Berlin verurteilte zudem den russischen Angriff auf einen ukrainischen Personenzug am Mittwoch in der Ortschaft Tschaplyne und appellierte an Moskau, Attacken gegen zivile Ziele zu stoppen. »Wir sind schockiert angesichts der Vielzahl an zivilen Opfern, unter ihnen mehrere Kinder«, sagte Regierungssprecher Steffen Hebestreit in Berlin. »Dutzende weitere Menschen wurden verletzt, zum Teil schwer.« Die Verantwortlichen müssten zur Rechenschaft gezogen werden.

Russland hatte den Raketenangriff bestätigt und erklärt, dabei seien 200 ukrainische Soldaten getötet worden. Die Ukraine sprach von 25 Toten, unter ihnen zwei Kinder. Der Angriff kam am Mittwoch am 31. Jahrestag der ukrainischen Unabhängigkeit von der Sowjetunion - genau ein halbes Jahr nach dem russischen Einmarsch vom 24. Februar.

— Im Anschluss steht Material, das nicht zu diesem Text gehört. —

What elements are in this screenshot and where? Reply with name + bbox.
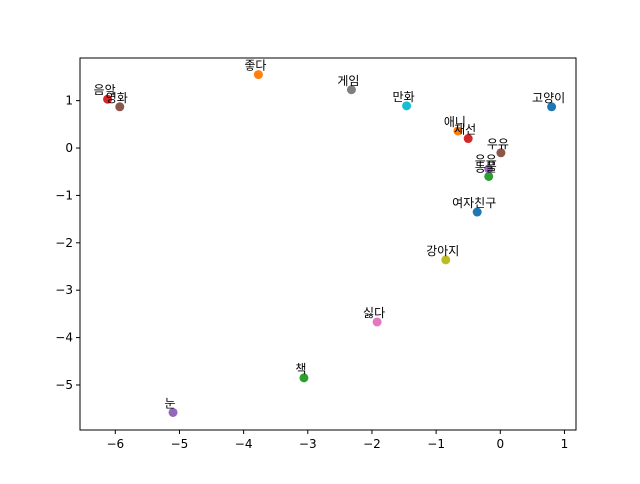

Ukraine kontrolliert noch große Teile des Donbass

In den Kriegsgebieten im Osten und Süden der Ukraine scheint sich militärisch wenig zu bewegen. Der ukrainische Militärgouverneur Pawlo Kyrylenko sagte beim TV-Sender Nastojaschtscheje Wremja, die Ukraine habe 45 Prozent des umkämpften Donezker Gebiets unter Kontrolle. Dort hielten sich noch 350.000 Menschen auf. Vor dem russischen Einmarsch kontrollierte die Ukraine demnach etwa zwei Drittel des Gebiets mit rund 1,67 Millionen Einwohnern. Russland hat das ostukrainische Gebiet Luhansk komplett erobert. Dazu stehen weite Teile der Gebiete Charkiw, Donezk, Saporischschja und Cherson in der Ost- und Südukraine unter russischer Kontrolle.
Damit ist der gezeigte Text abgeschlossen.